Kur’ân'ın ilim ve hikmet telakkisi, ilk tatbik sahasını elbette ki, Hz. Peygamberin hayatında bulmuştur. Müslümanlar bu Yüce insanın zuhurundan önceki dönemi cahiliye devri olarak vasıflandırmakla, Kur’ân'ın beşer tarihinde başlattığı yeni döneme de adını vermiş oluyorlardı. İlim ve hikmetle gerçekleştirilmiş Saadet Asrı'nın kurucusu Hz. Peygamberin ilim telakkisini görebilmek için, elimizdeki hadis külliyatına bir göz atmak kafidir. Başta kütüb-ü sitte olmak üzere, hemen her hadis mecmuasında yer alan müstakil kitabu'l ilimler (ilim bölümleri) vardır.

Yine hemen bütün kelâm kitapları, epistemoloji konusunu, yani bilginin kaynağı ve değeri problemini ön planda tutmakta ve bütün kelâmî meseleleri epistemolojik bir zeminde tartışmaktadır.
Eğer tasavvufu bir tek kelime ile anlatmaya çalışmak durumunda kalsaydık, ilim kelimesinin çok kere eş anlamlısı olan marifet kelimesini kullanırdık. Muamelat sahasında ilmin yer ve önemini görmek için bu sahanın disiplinli bir etüdü demek olan fıkıh kelimesinin Tabiûn devrinden itibaren kazandığı anlamı hatırlamak yeterlidir. Felsefe ise, Müslüman filozofların gözünde bir ilmu'l- ulûmdur (ilimlerin ilmi); yani bilgi objesi olma vasfını kazanmış her şeyin bütünlük içinde ele alındığı bir sahadır.

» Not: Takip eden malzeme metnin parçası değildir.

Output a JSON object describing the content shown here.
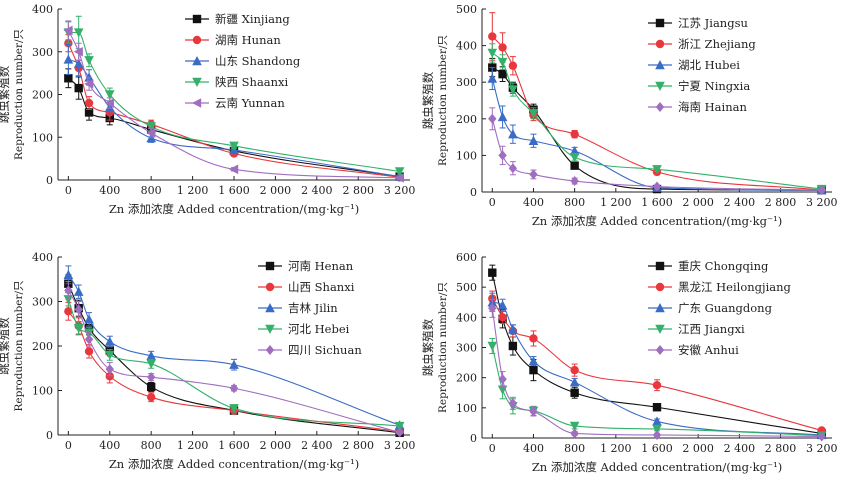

Bu söylediklerimiz, ilim kavramı ile ilgili -tabir yerinede ise- coğrafyanın kaba çizgilerinden sadece bir kısmını teşkil etmektedir. Ama bu bile İslam medeniyeti bir ilim medeniyetidir hükmünün teyidi için yeterlidir. Bilmiyorum ki, yeryüzünde, ilim talebini, dinin merkezî kategorisi olan farz terimiyle (ama farz-ı 'ayn, ama farz-ı kifaye) açıklayan başka bir kültür var mıdır? 1

İşte ilme bu derece önem veren İslam medeniyeti, Mekke ve Medine'de doğup dört bir yana yayıldı. Önceleri yakın çevredeki düşüncelerle ilgilenmeye başladı, giderek âleme bütünüyle yöneldi. Burada çıkış noktası daima, Kur’ân ve Hz. Peygamber'in sünneti oldu. Bu iki kaynak üzerinde düşünüldü ve hakikat, öncelikle onlardan çıkarılmaya çalışıldı.

Dolayısıyla İslam düşünce/ilim hayatı, Kur’ân'ın anlaşılıp yorumlanması gayretinden başka bir şey değildir demek mümkündür. Nitekim, ondaki amelî hükümler Fıkıh ve Hukuk, onun metafiziği belirleyen İlahî bir kitap olarak anlaşılmasından Kelâm ve bir dereceye kadar Felsefe, İlahî bir lisan olarak anlamaktan Dil ve Tefsir ve nihayet uhrevî bir kaynak diye değerlendirilmesinden zühd, ahlak ilmi ve Tasavvufun doğduğunu; keza sünnetin bir bütün olarak ortaya konması çabalarından Hadisin ilminin doğduğunu ve yine İslam dünyasında talî derecedeki görüş, ilim ve sanatların, başka kültür ve düşüncelerin kendisine uygun gelen katkılarını da alarak, bu asılların dallanıp budaklanmasından oluştuğunu söylemek mümkündür.

Konumuz olan tasavvufun, diğer İslamî ilimler gibi, ilmî bir disiplin olup olmadığını tartışmadan önce, ilmin ne olduğu konusuna değinmek gerekir.


İlim Nedir?

Bir çok İslâm âlimi, hem ilmi tarif etmiş hem de ilim tasnifleri yapmıştır. Değişik ilimlerle olan yakın irtibatından ötürü, Gazalî'nin ilmi nasıl tarif ettiğine bakmak istiyoruz. Gazalî, kendinden önce, özellikle kelâmcıların yaptığı ilim tariflerini ele alarak tahlil eder ve tenkitlerini sıralar.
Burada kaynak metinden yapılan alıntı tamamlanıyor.